For Synthego, the ruling is more than a legal victory; it is a cornerstone of its corporate strategy. The company has positioned itself as a leader in providing accessible genome engineering solutions, with a growing focus on the cell and gene therapy (CGT) market. This legal clarity allows Synthego to more aggressively market its own proprietary technologies, including its novel high-fidelity nucleases like hfCas12Max and eSpOT-ON, without concerns about adjacent IP disputes over the gRNAs used with them.

The outcome reinforces Synthego's mission-driven narrative and strengthens its market position. "This result aligns perfectly with our mission to accelerate the path from discovery to cure," Christianson stated. "As we introduce our own novel nucleases and CRISPR technologies, we are inspired by the opportunity to contribute to a more open and navigable intellectual property landscape."

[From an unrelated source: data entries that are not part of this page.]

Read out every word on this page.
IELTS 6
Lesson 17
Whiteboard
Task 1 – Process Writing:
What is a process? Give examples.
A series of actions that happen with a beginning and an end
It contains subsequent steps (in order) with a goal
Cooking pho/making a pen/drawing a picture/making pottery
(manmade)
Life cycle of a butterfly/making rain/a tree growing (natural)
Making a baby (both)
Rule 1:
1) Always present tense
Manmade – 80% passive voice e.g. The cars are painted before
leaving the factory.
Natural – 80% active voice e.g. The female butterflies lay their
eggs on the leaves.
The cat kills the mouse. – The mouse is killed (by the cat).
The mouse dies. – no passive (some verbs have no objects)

Ultimately, the impact of this decision may be felt most profoundly by patients. The complex and costly nature of patent litigation can create bottlenecks that slow the translation of scientific breakthroughs into life-changing medicines. By removing one such obstacle, this ruling could help accelerate the development of CRISPR-based therapies for a wide range of genetic diseases.

With the chain of appeals exhausted, the invalidation of these patents removes a significant barrier to progress. This newfound clarity in the intellectual property landscape fosters an environment where innovation in CRISPR-enabled research and therapeutics can flourish, bringing the promise of genomic medicine one step closer to reality for patients who are waiting.